今年のお盆も故郷の倶知安町にお墓参りに行って来ました。
お盆中の混み合った中山峠の『道の駅望洋』に立ち寄り、車は喜茂別町から京極町に入ります。
この辺りから見る羊蹄山が一番形がきれいです。
京極町の広大な畑の連なる道を通り、ふきだし公園の側を通り過ぎ、倶知安町に向かう北海道道478号京極倶知安線。
左右に畑の広がる広々とした景色、遠くに見える倶知安町の町並み。
左手には堂々とそびえる羊蹄山
正面に見えてくるニセコアンヌプリとイワオヌプリ。
このまっすぐに延びる美しいのどかな道を通って倶知安の町の中に入ります。
何度見てもいいなぁと思います。
倶知安町に入り、昼食を取ることにしました。
慣れ親しんでいる町なのに毎回お店を探すのに悩みます。
国道5号線から比羅夫スキー場に入る道道343号線との交差点近くにその昔『マウント』という美味しいラーメン屋さんがありました。

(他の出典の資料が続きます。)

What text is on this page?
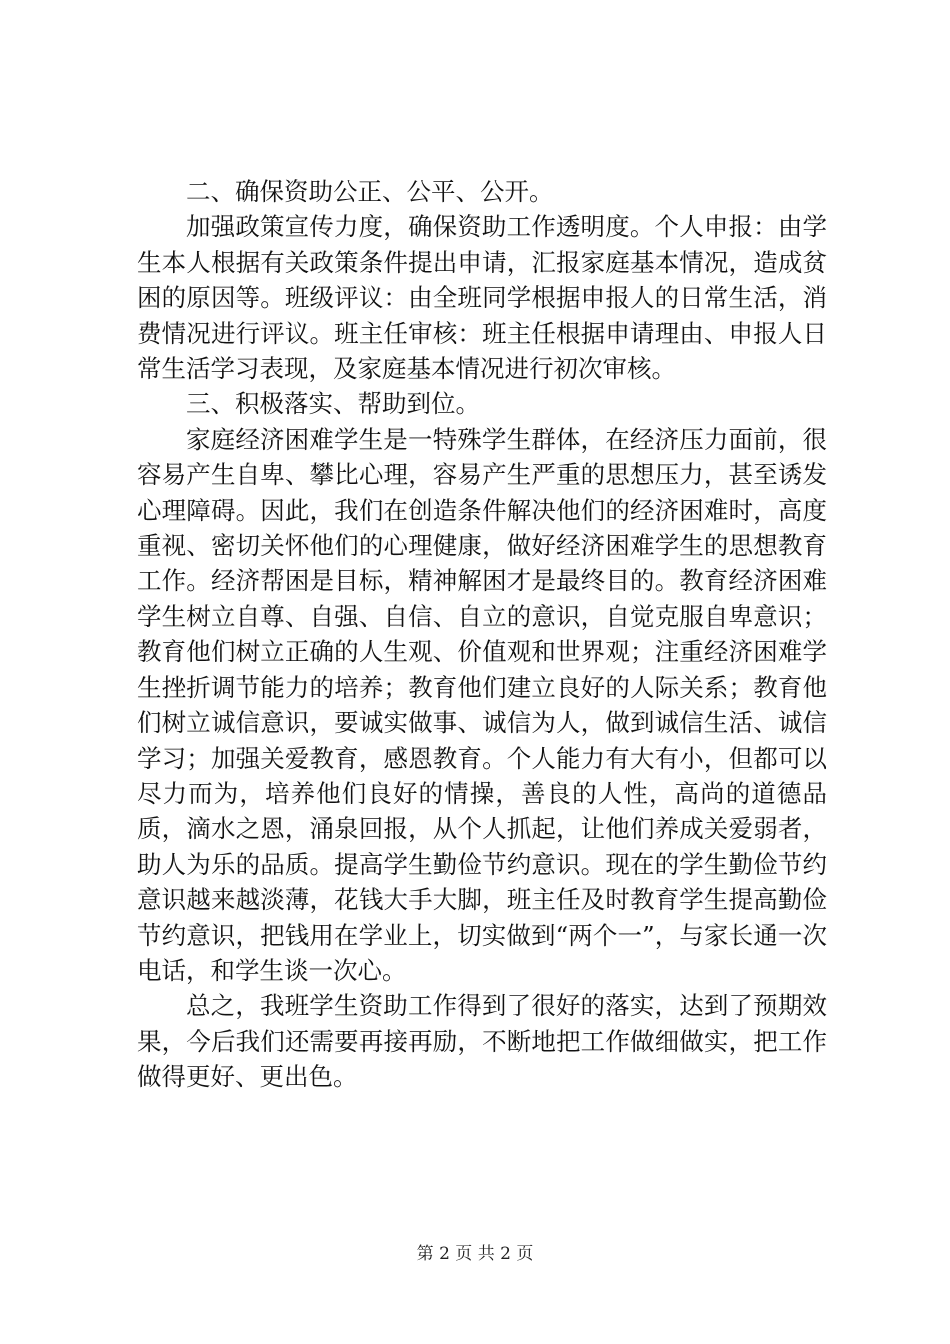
二、确保资助公正、公平、公开。

加强政策宣传力度，确保资助工作透明度。个人申报：由学生本人根据有关政策条件提出申请，汇报家庭基本情况，造成贫困的原因等。班级评议：由全班同学根据申报人的日常生活，消费情况进行评议。班主任审核：班主任根据申请理由、申报人日常生活学习表现，及家庭基本情况进行初次审核。

三、积极落实、帮助到位。

家庭经济困难学生是一特殊学生群体，在经济压力面前，很容易产生自卑、攀比心理，容易产生严重的思想压力，甚至诱发心理障碍。因此，我们在创造条件解决他们的经济困难时，高度重视、密切关怀他们的心理健康，做好经济困难学生的思想教育工作。经济帮困是目标，精神解困才是最终目的。教育经济困难学生树立自尊、自强、自信、自立的意识，自觉克服自卑意识；教育他们树立正确的人生观、价值观和世界观；注重经济困难学生挫折调节能力的培养；教育他们建立良好的人际关系；教育他们树立诚信意识，要诚实做事、诚信为人，做到诚信生活、诚信学习；加强关爱教育，感恩教育。个人能力有大有小，但都可以尽力而为，培养他们良好的情操，善良的人性，高尚的道德品质，滴水之恩，涌泉回报，从个人抓起，让他们养成关爱弱者，助人为乐的品质。提高学生勤俭节约意识。现在的学生勤俭节约意识越来越淡薄，花钱大手大脚，班主任及时教育学生提高勤俭节约意识，把钱用在学业上，切实做到“两个一”，与家长通一次电话，和学生谈一次心。

总之，我班学生资助工作得到了很好的落实，达到了预期效果，今后我们还需要再接再励，不断地把工作做细做实，把工作做得更好、更出色。

第 2 页 共 2 页
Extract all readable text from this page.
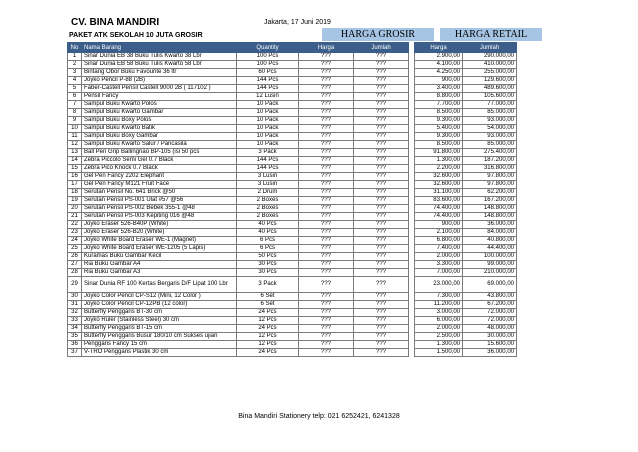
CV. BINA MANDIRI	Jakarta, 17 Juni 2019
PAKET ATK SEKOLAH 10 JUTA GROSIR	HARGA GROSIR	HARGA RETAIL
No	Nama Barang	Quantity	Harga	Jumlah		Harga	Jumlah
1	Sinar Dunia EB 38 Buku Tulis Kwarto 38 Lbr	100 Pcs	???	???		2.900,00	290.000,00
2	Sinar Dunia EB 58 Buku Tulis Kwarto 58 Lbr	100 Pcs	???	???		4.100,00	410.000,00
3	Bintang Obor Buku Favourite 36 ltr	60 Pcs	???	???		4.250,00	255.000,00
4	Joyko Pencil P-88 (2B)	144 Pcs	???	???		900,00	129.600,00
5	Faber-Castell Pensil Castell 9000 2B ( 117102 )	144 Pcs	???	???		3.400,00	489.600,00
6	Pensil Fancy	12 Lusin	???	???		8.800,00	105.600,00
7	Sampul Buku Kwarto Polos	10 Pack	???	???		7.700,00	77.000,00
8	Sampul Buku Kwarto Gambar	10 Pack	???	???		8.500,00	85.000,00
9	Sampul Buku Boxy Polos	10 Pack	???	???		9.300,00	93.000,00
10	Sampul Buku Kwarto Batik	10 Pack	???	???		5.400,00	54.000,00
11	Sampul Buku Boxy Gambar	10 Pack	???	???		9.300,00	93.000,00
12	Sampul Buku Kwarto Salur / Pancasila	10 Pack	???	???		8.500,00	85.000,00
13	Ball Pen Grip Ballingriao BP-105 (isi 50 pcs	3 Pack	???	???		91.800,00	275.400,00
14	Zebra Piccolo Semi Gel 0.7 Black	144 Pcs	???	???		1.300,00	187.200,00
15	Zebra Pico Knock 0.7 Black	144 Pcs	???	???		2.200,00	316.800,00
16	Gel Pen Fancy 2202 Elephant	3 Lusin	???	???		32.600,00	97.800,00
17	Gel Pen Fancy M121 Fruit Face	3 Lusin	???	???		32.600,00	97.800,00
18	Serutan Pensil No. 641 Brick @50	2 Drum	???	???		31.100,00	62.200,00
19	Serutan Pensil PS-001 Ulat #57 @56	2 Boxes	???	???		83.600,00	167.200,00
20	Serutan Pensil PS-002 Bebek 355-1 @48	2 Boxes	???	???		74.400,00	148.800,00
21	Serutan Pensil PS-003 Kepiting 016 @48	2 Boxes	???	???		74.400,00	148.800,00
22	Joyko Eraser 526-B40P (White)	40 Pcs	???	???		900,00	36.000,00
23	Joyko Eraser 526-B20 (White)	40 Pcs	???	???		2.100,00	84.000,00
24	Joyko White Board Eraser WE-1 (Magnet)	6 Pcs	???	???		6.800,00	40.800,00
25	Joyko White Board Eraser WE-1205 (5 Lapis)	6 Pcs	???	???		7.400,00	44.400,00
26	Kuramas Buku Gambar Kecil	50 Pcs	???	???		2.000,00	100.000,00
27	Ria Buku Gambar A4	30 Pcs	???	???		3.300,00	99.000,00
28	Ria Buku Gambar A3	30 Pcs	???	???		7.000,00	210.000,00
29	Sinar Dunia RF 100 Kertas Bergaris D/F Lipat 100 Lbr	3 Pack	???	???		23.000,00	69.000,00
30	Joyko Color Pencil CP-S12 (Mini, 12 Color )	6 Set	???	???		7.300,00	43.800,00
31	Joyko Color Pencil CP-12PB (12 color)	6 Set	???	???		11.200,00	67.200,00
32	Butterfly Penggaris BT-30 cm	24 Pcs	???	???		3.000,00	72.000,00
33	Joyko Ruler (Stainless Steel) 30 cm	12 Pcs	???	???		6.000,00	72.000,00
34	Butterfly Penggaris BT-15 cm	24 Pcs	???	???		2.000,00	48.000,00
35	Butterfly Penggaris Busur 180/10 cm Sukses ujian	12 Pcs	???	???		2.500,00	30.000,00
36	Penggaris Fancy 15 cm	12 Pcs	???	???		1.300,00	15.600,00
37	V-TRO Penggaris Plastik 30 cm	24 Pcs	???	???		1.500,00	36.000,00
Bina Mandiri Stationery telp: 021 6252421, 6241328
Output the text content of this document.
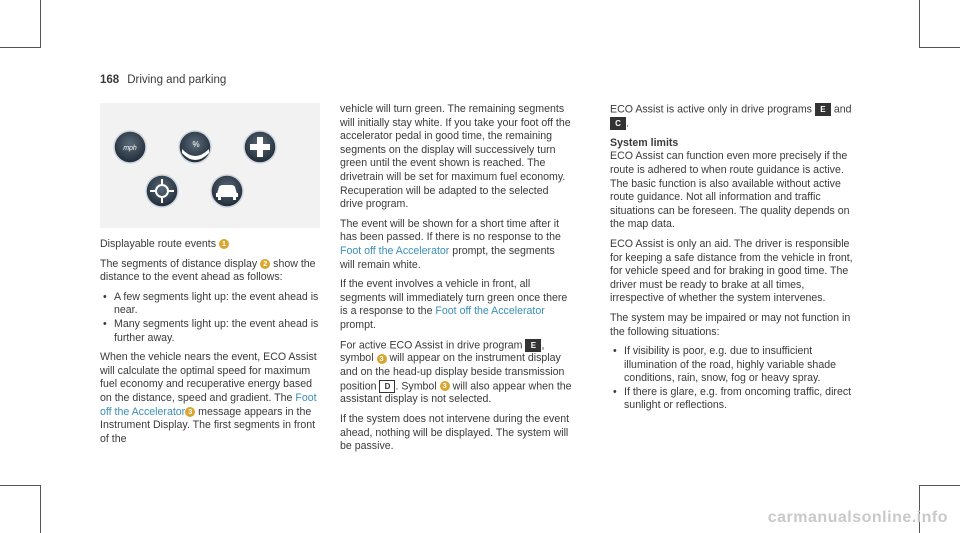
168 Driving and parking
mph	%

Displayable route events 1

The segments of distance display 2 show the distance to the event ahead as follows:

• A few segments light up: the event ahead is near.
• Many segments light up: the event ahead is further away.

When the vehicle nears the event, ECO Assist will calculate the optimal speed for maximum fuel economy and recuperative energy based on the distance, speed and gradient. The Foot off the Accelerator 3 message appears in the Instrument Display. The first segments in front of the

vehicle will turn green. The remaining segments will initially stay white. If you take your foot off the accelerator pedal in good time, the remaining segments on the display will successively turn green until the event shown is reached. The drivetrain will be set for maximum fuel economy. Recuperation will be adapted to the selected drive program.

The event will be shown for a short time after it has been passed. If there is no response to the Foot off the Accelerator prompt, the segments will remain white.

If the event involves a vehicle in front, all segments will immediately turn green once there is a response to the Foot off the Accelerator prompt.

For active ECO Assist in drive program E , symbol 3 will appear on the instrument display and on the head-up display beside transmission position D . Symbol 3 will also appear when the assistant display is not selected.

If the system does not intervene during the event ahead, nothing will be displayed. The system will be passive.

ECO Assist is active only in drive programs E and C .

System limits

ECO Assist can function even more precisely if the route is adhered to when route guidance is active. The basic function is also available without active route guidance. Not all information and traffic situations can be foreseen. The quality depends on the map data.

ECO Assist is only an aid. The driver is responsible for keeping a safe distance from the vehicle in front, for vehicle speed and for braking in good time. The driver must be ready to brake at all times, irrespective of whether the system intervenes.

The system may be impaired or may not function in the following situations:

• If visibility is poor, e.g. due to insufficient illumination of the road, highly variable shade conditions, rain, snow, fog or heavy spray.
• If there is glare, e.g. from oncoming traffic, direct sunlight or reflections.
carmanualsonline.info
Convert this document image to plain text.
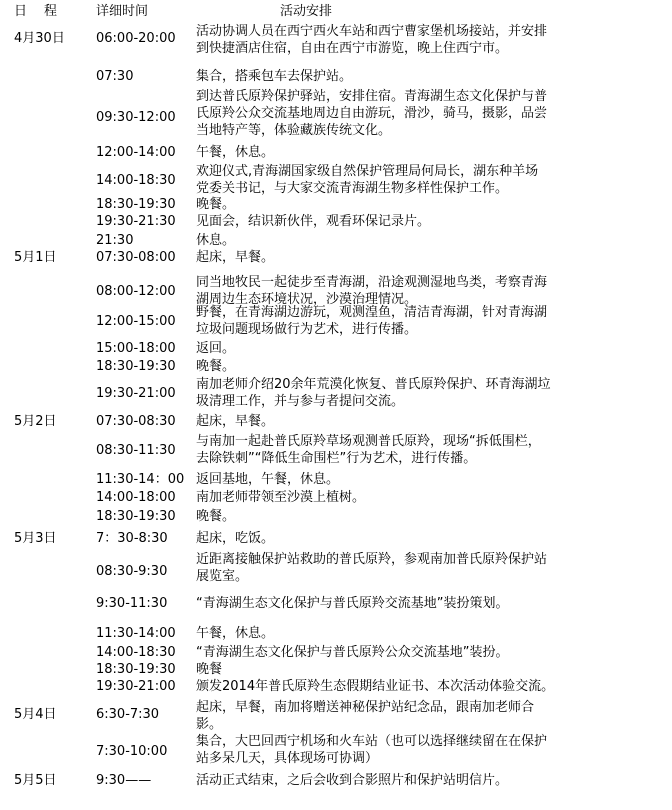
日　程	详细时间	活动安排
4月30日 06:00-20:00 活动协调人员在西宁西火车站和西宁曹家堡机场接站，并安排
到快捷酒店住宿，自由在西宁市游览，晚上住西宁市。
07:30	集合，搭乘包车去保护站。
09:30-12:00
到达普氏原羚保护驿站，安排住宿。青海湖生态文化保护与普
氏原羚公众交流基地周边自由游玩，滑沙，骑马，摄影，品尝
当地特产等，体验藏族传统文化。
12:00-14:00 午餐，休息。
14:00-18:30
欢迎仪式,青海湖国家级自然保护管理局何局长，湖东种羊场
党委关书记，与大家交流青海湖生物多样性保护工作。
18:30-19:30 晚餐。
19:30-21:30 见面会，结识新伙伴，观看环保记录片。
21:30	休息。
5月1日	07:30-08:00 起床，早餐。
08:00-12:00
同当地牧民一起徒步至青海湖，沿途观测湿地鸟类，考察青海
湖周边生态环境状况，沙漠治理情况。
12:00-15:00
野餐，在青海湖边游玩，观测湟鱼，清洁青海湖，针对青海湖
垃圾问题现场做行为艺术，进行传播。
15:00-18:00 返回。
18:30-19:30 晚餐。
19:30-21:00
南加老师介绍20余年荒漠化恢复、普氏原羚保护、环青海湖垃
圾清理工作，并与参与者提问交流。
5月2日	07:30-08:30 起床，早餐。
08:30-11:30
与南加一起赴普氏原羚草场观测普氏原羚，现场“拆低围栏，
去除铁刺”“降低生命围栏”行为艺术，进行传播。
11:30-14：00 返回基地，午餐，休息。
14:00-18:00 南加老师带领至沙漠上植树。
18:30-19:30 晚餐。
5月3日	7：30-8:30 起床，吃饭。
08:30-9:30
近距离接触保护站救助的普氏原羚，参观南加普氏原羚保护站
展览室。
9:30-11:30 “青海湖生态文化保护与普氏原羚交流基地”装扮策划。
11:30-14:00 午餐，休息。
14:00-18:30 “青海湖生态文化保护与普氏原羚公众交流基地”装扮。
18:30-19:30 晚餐
19:30-21:00 颁发2014年普氏原羚生态假期结业证书、本次活动体验交流。
5月4日	6:30-7:30	起床，早餐，南加将赠送神秘保护站纪念品，跟南加老师合
影。
7:30-10:00
集合，大巴回西宁机场和火车站（也可以选择继续留在在保护
站多呆几天，具体现场可协调）
5月5日	9:30——	活动正式结束，之后会收到合影照片和保护站明信片。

大木をそのまま切ったような大きなテーブルと木の幹を切った椅子。
その後『マウント』は移転し、そこは別の食堂に変わりました。
(私の中の記憶なので、少し違っているかもしれません)
その店に初めて入ったのですが、味も良いし、店員さんの感じも良くて良いお店でした。
また新たな店の選択肢が増えてうれしい。
その後、元の実家のお隣のYさんに挨拶に行き、少し外で立ち話をしながら、わが家だった家を眺めて懐かしい気持ちに浸りました。
倶知安に帰った際の毎回の行事です。
父母のお墓は見晴らしの良い場所にあり、すぐ側には母方の祖父母や叔父、伯母の入ったお墓もあります。
両方に花を供え、お参りをします。
お墓参りをすると父母に会えた気がしてお墓に触ったり、話しかけたり、去り難い気持ちになります。
倶知安町にその昔、布袋座という映画館がありました。
ここで昭和18年(1943年)3月6日、火災が起き208名の方の尊い命が亡くなるという痛ましい事故がありました。
昭和41年(1966年)にその慰霊碑が建てられています。
慰霊碑の手前にある仏様。
亡くなった方たちの魂を鎮めて下さっているのでしょう。
とても穏やかな顔をされています。

慰霊碑には82年経った今もお参りに来られた方の花や飲み物、菓子などが供えられています。

この慰霊碑の裏側には亡くなられた208名の方のお名前が全て記されています。
まだ10歳くらいだった私の父の兄の名前も記されています。
父方の祖父母の家の仏壇の上に、ご先祖様の写真と一緒に男の子の写真がありました。
学生服(学童服?)のような服を着て、学生帽を被った男の子。
幼い私は、どうして子どもの写真があるのだろうと、不思議な気持ちで眺めていました。
昨年、初めて慰霊碑にお参りに行こうと思い、墓地内のどこにあるのかを調べて探してみました。
なかなか見つけられなかったのですが、見つかった時には、こんなに父母の墓の近くにあったのかと驚きました。
ちょうど墓地の並ぶ場所から奥まった所に、人目にはつかない開けた場所があり、そこにひっそりと慰霊碑は建っていたのでした。
父のお兄さんの名前を確認し、あぁ、確かにここに眠られているのだなと思い、静かに手を合わせて来ました。